Fikret Bila’nın gözünden, YRP, MHP, İYİ Parti ve Dem Parti'nin 31 Mart’ta seçmen tabanları ile kurduğu ilişki ve bu ilişkinin 31 Mart’a etkisi nasıl görünüyor?

Gösterdikleri performansın, Türkiye'nin siyasi manzarasına etkileri neler, olası senaryolar için öngörüleriniz nelerdir?

İYİ Parti Lideri Meral Akşener, AK Parti karşıtlığından CHP karşıtlığına geçerek siyasi açıdan intihar etmeyi tercih etti. Kendisine ve partisine kaybettiren bir politika uyguladı ve partisi küçüldü. Merkez sağdaki boşluğu doldurmayı hedefleyen Akşener’in, şimdi Cumhur İttifakı içinde kendisine yer aradığı söylenebilir.   MHP oradayken etkili bir yer bulabilir mi? Bu soruya olumlu yanıt vermek çok zor.

MHP, iktidar olanaklarından mahrum olmamak için AK Parti’yi desteklemeye, Cumhur İttifakı’nı sürdürmeye devam edecektir.

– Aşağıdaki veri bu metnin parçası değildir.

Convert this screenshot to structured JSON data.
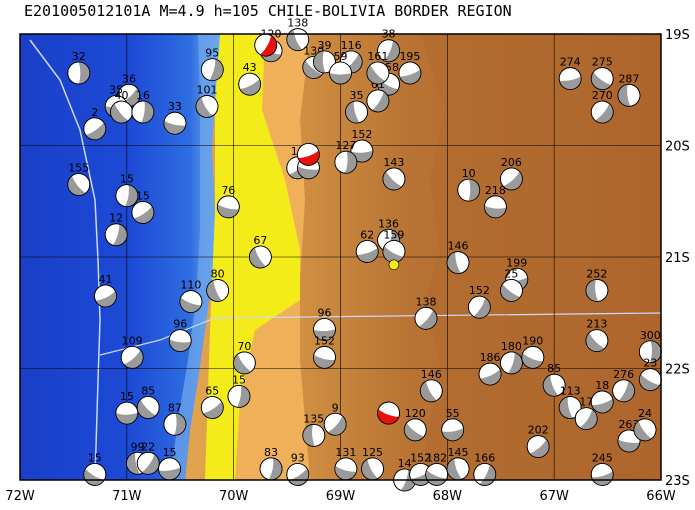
{
  "title": "E201005012101A  M=4.9  h=105  CHILE-BOLIVIA BORDER REGION",
  "colors": {
    "ocean_deep": "#1a3fc8",
    "ocean_mid": "#2f6de0",
    "ocean_shelf": "#7fb4ef",
    "coast_low": "#f1f16a",
    "coast_yellow": "#f4ec1a",
    "land_low": "#f0b55a",
    "land_mid": "#dc9e4a",
    "land_high": "#b46c2c",
    "land_highest": "#a8602a",
    "trench_line": "#c9d9ff",
    "grid": "#000000",
    "beachball_compression": "#9a9a9a",
    "beachball_target": "#e8120c",
    "epicenter": "#f2e81a"
  },
  "axes": {
    "lon_labels": [
      "72W",
      "71W",
      "70W",
      "69W",
      "68W",
      "67W",
      "66W"
    ],
    "lat_labels": [
      "19S",
      "20S",
      "21S",
      "22S",
      "23S"
    ]
  },
  "mechanisms": [
    {
      "depth": "32",
      "lon": -71.45,
      "lat": -19.35
    },
    {
      "depth": "36",
      "lon": -70.98,
      "lat": -19.55
    },
    {
      "depth": "35",
      "lon": -71.1,
      "lat": -19.65
    },
    {
      "depth": "40",
      "lon": -71.05,
      "lat": -19.7
    },
    {
      "depth": "16",
      "lon": -70.85,
      "lat": -19.7
    },
    {
      "depth": "2",
      "lon": -71.3,
      "lat": -19.85
    },
    {
      "depth": "33",
      "lon": -70.55,
      "lat": -19.8
    },
    {
      "depth": "101",
      "lon": -70.25,
      "lat": -19.65
    },
    {
      "depth": "95",
      "lon": -70.2,
      "lat": -19.32
    },
    {
      "depth": "43",
      "lon": -69.85,
      "lat": -19.45
    },
    {
      "depth": "120",
      "lon": -69.65,
      "lat": -19.15
    },
    {
      "depth": "138",
      "lon": -69.4,
      "lat": -19.05
    },
    {
      "depth": "38",
      "lon": -68.55,
      "lat": -19.15
    },
    {
      "depth": "195",
      "lon": -68.35,
      "lat": -19.35
    },
    {
      "depth": "158",
      "lon": -68.55,
      "lat": -19.45
    },
    {
      "depth": "35",
      "lon": -68.85,
      "lat": -19.7
    },
    {
      "depth": "61",
      "lon": -68.65,
      "lat": -19.6
    },
    {
      "depth": "274",
      "lon": -66.85,
      "lat": -19.4
    },
    {
      "depth": "275",
      "lon": -66.55,
      "lat": -19.4
    },
    {
      "depth": "287",
      "lon": -66.3,
      "lat": -19.55
    },
    {
      "depth": "270",
      "lon": -66.55,
      "lat": -19.7
    },
    {
      "depth": "152",
      "lon": -68.8,
      "lat": -20.05
    },
    {
      "depth": "143",
      "lon": -68.5,
      "lat": -20.3
    },
    {
      "depth": "10",
      "lon": -67.8,
      "lat": -20.4
    },
    {
      "depth": "206",
      "lon": -67.4,
      "lat": -20.3
    },
    {
      "depth": "218",
      "lon": -67.55,
      "lat": -20.55
    },
    {
      "depth": "155",
      "lon": -71.45,
      "lat": -20.35
    },
    {
      "depth": "15",
      "lon": -71.0,
      "lat": -20.45
    },
    {
      "depth": "15",
      "lon": -70.85,
      "lat": -20.6
    },
    {
      "depth": "76",
      "lon": -70.05,
      "lat": -20.55
    },
    {
      "depth": "67",
      "lon": -69.75,
      "lat": -21.0
    },
    {
      "depth": "12",
      "lon": -71.1,
      "lat": -20.8
    },
    {
      "depth": "41",
      "lon": -71.2,
      "lat": -21.35
    },
    {
      "depth": "110",
      "lon": -70.4,
      "lat": -21.4
    },
    {
      "depth": "80",
      "lon": -70.15,
      "lat": -21.3
    },
    {
      "depth": "136",
      "lon": -68.55,
      "lat": -20.85
    },
    {
      "depth": "62",
      "lon": -68.75,
      "lat": -20.95
    },
    {
      "depth": "159",
      "lon": -68.5,
      "lat": -20.95
    },
    {
      "depth": "146",
      "lon": -67.9,
      "lat": -21.05
    },
    {
      "depth": "152",
      "lon": -67.7,
      "lat": -21.45
    },
    {
      "depth": "199",
      "lon": -67.35,
      "lat": -21.2
    },
    {
      "depth": "25",
      "lon": -67.4,
      "lat": -21.3
    },
    {
      "depth": "252",
      "lon": -66.6,
      "lat": -21.3
    },
    {
      "depth": "138",
      "lon": -68.2,
      "lat": -21.55
    },
    {
      "depth": "96",
      "lon": -69.15,
      "lat": -21.65
    },
    {
      "depth": "213",
      "lon": -66.6,
      "lat": -21.75
    },
    {
      "depth": "300",
      "lon": -66.1,
      "lat": -21.85
    },
    {
      "depth": "109",
      "lon": -70.95,
      "lat": -21.9
    },
    {
      "depth": "96",
      "lon": -70.5,
      "lat": -21.75
    },
    {
      "depth": "70",
      "lon": -69.9,
      "lat": -21.95
    },
    {
      "depth": "15",
      "lon": -69.95,
      "lat": -22.25
    },
    {
      "depth": "65",
      "lon": -70.2,
      "lat": -22.35
    },
    {
      "depth": "152",
      "lon": -69.15,
      "lat": -21.9
    },
    {
      "depth": "146",
      "lon": -68.15,
      "lat": -22.2
    },
    {
      "depth": "180",
      "lon": -67.4,
      "lat": -21.95
    },
    {
      "depth": "186",
      "lon": -67.6,
      "lat": -22.05
    },
    {
      "depth": "190",
      "lon": -67.2,
      "lat": -21.9
    },
    {
      "depth": "85",
      "lon": -67.0,
      "lat": -22.15
    },
    {
      "depth": "276",
      "lon": -66.35,
      "lat": -22.2
    },
    {
      "depth": "18",
      "lon": -66.55,
      "lat": -22.3
    },
    {
      "depth": "23",
      "lon": -66.1,
      "lat": -22.1
    },
    {
      "depth": "113",
      "lon": -66.85,
      "lat": -22.35
    },
    {
      "depth": "17",
      "lon": -66.7,
      "lat": -22.45
    },
    {
      "depth": "55",
      "lon": -67.95,
      "lat": -22.55
    },
    {
      "depth": "120",
      "lon": -68.3,
      "lat": -22.55
    },
    {
      "depth": "135",
      "lon": -69.25,
      "lat": -22.6
    },
    {
      "depth": "9",
      "lon": -69.05,
      "lat": -22.5
    },
    {
      "depth": "15",
      "lon": -71.0,
      "lat": -22.4
    },
    {
      "depth": "85",
      "lon": -70.8,
      "lat": -22.35
    },
    {
      "depth": "87",
      "lon": -70.55,
      "lat": -22.5
    },
    {
      "depth": "202",
      "lon": -67.15,
      "lat": -22.7
    },
    {
      "depth": "263",
      "lon": -66.3,
      "lat": -22.65
    },
    {
      "depth": "24",
      "lon": -66.15,
      "lat": -22.55
    },
    {
      "depth": "83",
      "lon": -69.65,
      "lat": -22.9
    },
    {
      "depth": "93",
      "lon": -69.4,
      "lat": -22.95
    },
    {
      "depth": "131",
      "lon": -68.95,
      "lat": -22.9
    },
    {
      "depth": "125",
      "lon": -68.7,
      "lat": -22.9
    },
    {
      "depth": "14",
      "lon": -68.4,
      "lat": -23.0
    },
    {
      "depth": "152",
      "lon": -68.25,
      "lat": -22.95
    },
    {
      "depth": "182",
      "lon": -68.1,
      "lat": -22.95
    },
    {
      "depth": "145",
      "lon": -67.9,
      "lat": -22.9
    },
    {
      "depth": "166",
      "lon": -67.65,
      "lat": -22.95
    },
    {
      "depth": "245",
      "lon": -66.55,
      "lat": -22.95
    },
    {
      "depth": "15",
      "lon": -71.3,
      "lat": -22.95
    },
    {
      "depth": "99",
      "lon": -70.9,
      "lat": -22.85
    },
    {
      "depth": "22",
      "lon": -70.8,
      "lat": -22.85
    },
    {
      "depth": "15",
      "lon": -70.6,
      "lat": -22.9
    },
    {
      "depth": "130",
      "lon": -69.25,
      "lat": -19.3
    },
    {
      "depth": "39",
      "lon": -69.15,
      "lat": -19.25
    },
    {
      "depth": "116",
      "lon": -68.9,
      "lat": -19.25
    },
    {
      "depth": "59",
      "lon": -69.0,
      "lat": -19.35
    },
    {
      "depth": "161",
      "lon": -68.65,
      "lat": -19.35
    },
    {
      "depth": "127",
      "lon": -68.95,
      "lat": -20.15
    },
    {
      "depth": "13",
      "lon": -69.4,
      "lat": -20.2
    },
    {
      "depth": "146",
      "lon": -69.3,
      "lat": -20.2
    }
  ],
  "target_events": [
    {
      "lon": -69.7,
      "lat": -19.1
    },
    {
      "lon": -69.3,
      "lat": -20.08
    },
    {
      "lon": -68.55,
      "lat": -22.4
    }
  ],
  "epicenter": {
    "lon": -68.5,
    "lat": -21.07
  }
}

Bu süreçte dikkati çeken parti YRP’dir. YRP’nin AK Parti’den memnun olmayan, muhafazakâr seçmenin yöneleceği adres olduğu yerel seçimlerde ortaya çıktı. Bir büyükşehir, bir il ve 43 ilçe ve kalanı belde olan 69 belediye kazandı. Buna bakarak, AK Parti’nin çözülme sürecinde YRP’nin, Erbakan’ın adının ve Milli Görüş ideolojisinin cazibesiyle büyüme olasılığı yüksektir.

DEM parti, CHP adaylarının karşısına aday çıkararak yerel seçim sonrasında iktidardan beklentileri olduğu mesajını vermiş oldu. Ancak tabanı büyük ölçüde CHP adaylarını destekleyerek parti yönetiminden ayrı davrandı. İktidar da seçim sonrası Van’da örneği görüldüğü gibi yine hukuk dışı kararlarla her an kayyım uygulamasına geçebileceği mesajı verdi. Bu durum DEM Parti’nin iktidar cephesinde değil muhalefette kalması gerektiğini gösterdi.

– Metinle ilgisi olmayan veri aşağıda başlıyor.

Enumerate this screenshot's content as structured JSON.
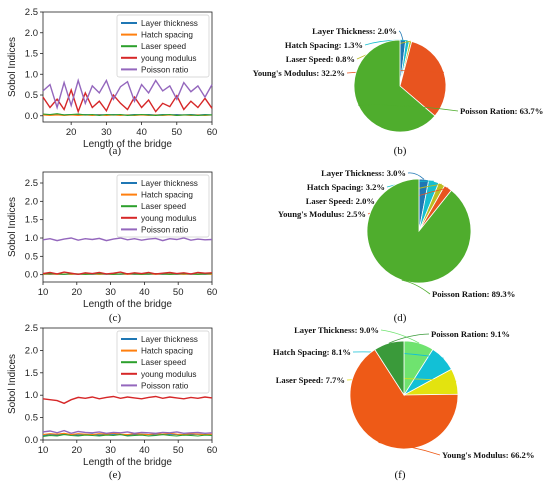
{
  "colors": {
    "layer": "#1f77b4",
    "hatch": "#ff7f0e",
    "laser": "#2ca02c",
    "young": "#d62728",
    "poisson": "#9467bd"
  },
  "chart_data": [
    {
      "type": "line",
      "caption": "(a)",
      "xlabel": "Length of the bridge",
      "ylabel": "Sobol Indices",
      "xlim": [
        12,
        60
      ],
      "ylim": [
        -0.15,
        2.5
      ],
      "xticks": [
        "20",
        "30",
        "40",
        "50",
        "60"
      ],
      "yticks": [
        "0.0",
        "0.5",
        "1.0",
        "1.5",
        "2.0",
        "2.5"
      ],
      "legend": "top-right",
      "series": [
        {
          "name": "Layer thickness",
          "values": [
            0.03,
            0.02,
            0.04,
            0.02,
            0.03,
            0.02,
            0.03,
            0.02,
            0.03,
            0.02,
            0.03,
            0.02,
            0.02,
            0.03,
            0.02,
            0.03,
            0.02,
            0.03,
            0.02,
            0.03,
            0.02,
            0.03,
            0.02,
            0.03,
            0.02
          ]
        },
        {
          "name": "Hatch spacing",
          "values": [
            0.02,
            0.01,
            0.02,
            0.01,
            0.02,
            0.01,
            0.02,
            0.01,
            0.02,
            0.01,
            0.02,
            0.01,
            0.02,
            0.01,
            0.02,
            0.01,
            0.02,
            0.01,
            0.02,
            0.01,
            0.02,
            0.01,
            0.02,
            0.01,
            0.02
          ]
        },
        {
          "name": "Laser speed",
          "values": [
            0.04,
            0.03,
            0.05,
            0.02,
            0.03,
            0.04,
            0.02,
            0.03,
            0.01,
            0.03,
            0.02,
            0.03,
            0.01,
            0.02,
            0.03,
            0.02,
            0.01,
            0.02,
            0.03,
            0.01,
            0.02,
            0.02,
            0.01,
            0.02,
            0.02
          ]
        },
        {
          "name": "young modulus",
          "values": [
            0.45,
            0.2,
            0.4,
            0.15,
            0.62,
            0.1,
            0.55,
            0.2,
            0.35,
            0.12,
            0.5,
            0.3,
            0.15,
            0.45,
            0.2,
            0.38,
            0.1,
            0.3,
            0.22,
            0.48,
            0.15,
            0.35,
            0.2,
            0.42,
            0.18
          ]
        },
        {
          "name": "Poisson ratio",
          "values": [
            0.6,
            0.75,
            0.2,
            0.8,
            0.25,
            0.85,
            0.3,
            0.72,
            0.55,
            0.85,
            0.4,
            0.7,
            0.82,
            0.35,
            0.75,
            0.55,
            0.85,
            0.6,
            0.72,
            0.4,
            0.8,
            0.58,
            0.72,
            0.45,
            0.75
          ]
        }
      ]
    },
    {
      "type": "pie",
      "caption": "(b)",
      "slices": [
        {
          "label": "Layer Thickness: 2.0%",
          "value": 2.0,
          "color": "#1f77b4"
        },
        {
          "label": "Hatch Spacing: 1.3%",
          "value": 1.3,
          "color": "#17becf"
        },
        {
          "label": "Laser Speed: 0.8%",
          "value": 0.8,
          "color": "#bcbd22"
        },
        {
          "label": "Young's Modulus: 32.2%",
          "value": 32.2,
          "color": "#e8541f"
        },
        {
          "label": "Poisson Ration: 63.7%",
          "value": 63.7,
          "color": "#4fad2d"
        }
      ]
    },
    {
      "type": "line",
      "caption": "(c)",
      "xlabel": "Length of the bridge",
      "ylabel": "Sobol Indices",
      "xlim": [
        10,
        60
      ],
      "ylim": [
        -0.2,
        2.8
      ],
      "xticks": [
        "10",
        "20",
        "30",
        "40",
        "50",
        "60"
      ],
      "yticks": [
        "0.0",
        "0.5",
        "1.0",
        "1.5",
        "2.0",
        "2.5"
      ],
      "legend": "top-right",
      "series": [
        {
          "name": "Layer thickness",
          "values": [
            0.02,
            0.01,
            0.02,
            0.01,
            0.02,
            0.01,
            0.02,
            0.01,
            0.02,
            0.01,
            0.02,
            0.01,
            0.02,
            0.01,
            0.02,
            0.01,
            0.02,
            0.01,
            0.02,
            0.01,
            0.02,
            0.01,
            0.02,
            0.01,
            0.02
          ]
        },
        {
          "name": "Hatch spacing",
          "values": [
            0.01,
            0.02,
            0.01,
            0.02,
            0.01,
            0.02,
            0.01,
            0.02,
            0.01,
            0.02,
            0.01,
            0.02,
            0.01,
            0.02,
            0.01,
            0.02,
            0.01,
            0.02,
            0.01,
            0.02,
            0.01,
            0.02,
            0.01,
            0.02,
            0.01
          ]
        },
        {
          "name": "Laser speed",
          "values": [
            0.02,
            0.03,
            0.02,
            0.01,
            0.03,
            0.02,
            0.01,
            0.02,
            0.03,
            0.02,
            0.01,
            0.02,
            0.03,
            0.02,
            0.01,
            0.02,
            0.03,
            0.02,
            0.01,
            0.02,
            0.03,
            0.02,
            0.01,
            0.02,
            0.03
          ]
        },
        {
          "name": "young modulus",
          "values": [
            0.03,
            0.06,
            0.02,
            0.07,
            0.04,
            0.01,
            0.05,
            0.03,
            0.06,
            0.02,
            0.04,
            0.07,
            0.02,
            0.05,
            0.03,
            0.06,
            0.02,
            0.04,
            0.06,
            0.03,
            0.05,
            0.02,
            0.06,
            0.04,
            0.05
          ]
        },
        {
          "name": "Poisson ratio",
          "values": [
            0.95,
            0.98,
            0.93,
            0.97,
            1.0,
            0.94,
            0.98,
            0.96,
            0.99,
            0.93,
            0.97,
            1.0,
            0.95,
            0.98,
            0.94,
            0.97,
            0.99,
            0.93,
            0.98,
            0.96,
            1.0,
            0.94,
            0.97,
            0.95,
            0.96
          ]
        }
      ]
    },
    {
      "type": "pie",
      "caption": "(d)",
      "slices": [
        {
          "label": "Layer Thickness: 3.0%",
          "value": 3.0,
          "color": "#1f77b4"
        },
        {
          "label": "Hatch Spacing: 3.2%",
          "value": 3.2,
          "color": "#17becf"
        },
        {
          "label": "Laser Speed: 2.0%",
          "value": 2.0,
          "color": "#bcbd22"
        },
        {
          "label": "Young's Modulus: 2.5%",
          "value": 2.5,
          "color": "#e8541f"
        },
        {
          "label": "Poisson Ration: 89.3%",
          "value": 89.3,
          "color": "#4fad2d"
        }
      ]
    },
    {
      "type": "line",
      "caption": "(e)",
      "xlabel": "Length of the bridge",
      "ylabel": "Sobol Indices",
      "xlim": [
        10,
        60
      ],
      "ylim": [
        0,
        2.5
      ],
      "xticks": [
        "10",
        "20",
        "30",
        "40",
        "50",
        "60"
      ],
      "yticks": [
        "0.0",
        "0.5",
        "1.0",
        "1.5",
        "2.0",
        "2.5"
      ],
      "legend": "top-right",
      "series": [
        {
          "name": "Layer thickness",
          "values": [
            0.1,
            0.12,
            0.11,
            0.13,
            0.12,
            0.11,
            0.12,
            0.13,
            0.11,
            0.12,
            0.13,
            0.12,
            0.11,
            0.12,
            0.13,
            0.12,
            0.11,
            0.12,
            0.13,
            0.12,
            0.11,
            0.12,
            0.13,
            0.12,
            0.12
          ]
        },
        {
          "name": "Hatch spacing",
          "values": [
            0.12,
            0.14,
            0.13,
            0.15,
            0.12,
            0.14,
            0.13,
            0.12,
            0.14,
            0.13,
            0.15,
            0.13,
            0.12,
            0.14,
            0.13,
            0.12,
            0.14,
            0.13,
            0.15,
            0.13,
            0.12,
            0.14,
            0.13,
            0.12,
            0.13
          ]
        },
        {
          "name": "Laser speed",
          "values": [
            0.08,
            0.1,
            0.09,
            0.12,
            0.1,
            0.09,
            0.11,
            0.1,
            0.09,
            0.11,
            0.1,
            0.12,
            0.09,
            0.1,
            0.11,
            0.09,
            0.1,
            0.12,
            0.1,
            0.09,
            0.11,
            0.1,
            0.09,
            0.11,
            0.1
          ]
        },
        {
          "name": "young modulus",
          "values": [
            0.92,
            0.9,
            0.88,
            0.82,
            0.9,
            0.95,
            0.93,
            0.96,
            0.92,
            0.95,
            0.97,
            0.93,
            0.96,
            0.94,
            0.92,
            0.95,
            0.97,
            0.93,
            0.96,
            0.94,
            0.92,
            0.95,
            0.93,
            0.96,
            0.94
          ]
        },
        {
          "name": "Poisson ratio",
          "values": [
            0.18,
            0.2,
            0.16,
            0.21,
            0.15,
            0.19,
            0.17,
            0.16,
            0.18,
            0.15,
            0.17,
            0.16,
            0.18,
            0.15,
            0.17,
            0.16,
            0.15,
            0.17,
            0.16,
            0.18,
            0.15,
            0.16,
            0.17,
            0.15,
            0.16
          ]
        }
      ]
    },
    {
      "type": "pie",
      "caption": "(f)",
      "slices": [
        {
          "label": "Layer Thickness: 9.0%",
          "value": 9.0,
          "color": "#6fe36f"
        },
        {
          "label": "Hatch Spacing: 8.1%",
          "value": 8.1,
          "color": "#12c0d6"
        },
        {
          "label": "Laser Speed: 7.7%",
          "value": 7.7,
          "color": "#e3e30f"
        },
        {
          "label": "Young's Modulus: 66.2%",
          "value": 66.2,
          "color": "#ee5a17"
        },
        {
          "label": "Poisson Ration: 9.1%",
          "value": 9.1,
          "color": "#3a9a3a"
        }
      ]
    }
  ]
}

31 Mart seçimleri ışığında, AKP'nin Van'da kayyım atanması ve CHP'nin kazandığı kimi yerlerde yeniden sayım veya yeniden seçim yoluyla seçim sonuçlarını sabote etme çabalarını nasıl yorumlamak gerekir?

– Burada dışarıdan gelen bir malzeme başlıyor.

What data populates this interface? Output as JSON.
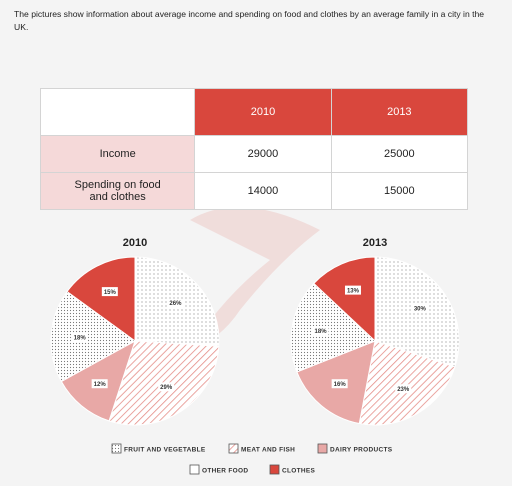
{
  "intro_text": "The pictures show information about average income and spending on food and clothes by an average family in a city in the UK.",
  "table": {
    "years": [
      "2010",
      "2013"
    ],
    "rows": [
      {
        "label": "Income",
        "values": [
          "29000",
          "25000"
        ]
      },
      {
        "label_line1": "Spending on food",
        "label_line2": "and clothes",
        "values": [
          "14000",
          "15000"
        ]
      }
    ]
  },
  "colors": {
    "clothes": "#d9473d",
    "dairy": "#e8a8a6",
    "meat_hatch": "#e58e88",
    "dots": "#888888",
    "table_head": "#d9473d",
    "row_head": "#f5d9d9"
  },
  "chart_data": [
    {
      "type": "pie",
      "title": "2010",
      "categories": [
        "Fruit and vegetable",
        "Meat and fish",
        "Dairy products",
        "Other food",
        "Clothes"
      ],
      "values": [
        26,
        29,
        12,
        18,
        15
      ],
      "labels": [
        "26%",
        "29%",
        "12%",
        "18%",
        "15%"
      ]
    },
    {
      "type": "pie",
      "title": "2013",
      "categories": [
        "Fruit and vegetable",
        "Meat and fish",
        "Dairy products",
        "Other food",
        "Clothes"
      ],
      "values": [
        30,
        23,
        16,
        18,
        13
      ],
      "labels": [
        "30%",
        "23%",
        "16%",
        "18%",
        "13%"
      ]
    }
  ],
  "legend": [
    {
      "label": "FRUIT AND VEGETABLE",
      "pattern": "fruit"
    },
    {
      "label": "MEAT AND FISH",
      "pattern": "meat"
    },
    {
      "label": "DAIRY PRODUCTS",
      "pattern": "dairy"
    },
    {
      "label": "OTHER FOOD",
      "pattern": "other"
    },
    {
      "label": "CLOTHES",
      "pattern": "clothes"
    }
  ]
}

İktidarın bu girişimleri siyasi hazımsızlıktır. İktidarın bu girişimleri yerel sonuç sonuçlarını kabullenmekte zorlandığını gösteriyor. Sandık sonuçlarını hukuk dışı yollarla, irade gaspıyla değiştirmeye çalışıyor. Ancak toplumdan gördüğü tepki, halkın tercihine el koyma girişimlerinden sonuç alamayacağını da ortaya koydu. CHP’nin, DEM Parti’ye yapılan operasyonlara ânında sert tepki vermesi, toplumsal tepkinin büyümesi iktidarı bu yöndeki girişimlerinden geri adım atmaya mecbur bırakacaktır.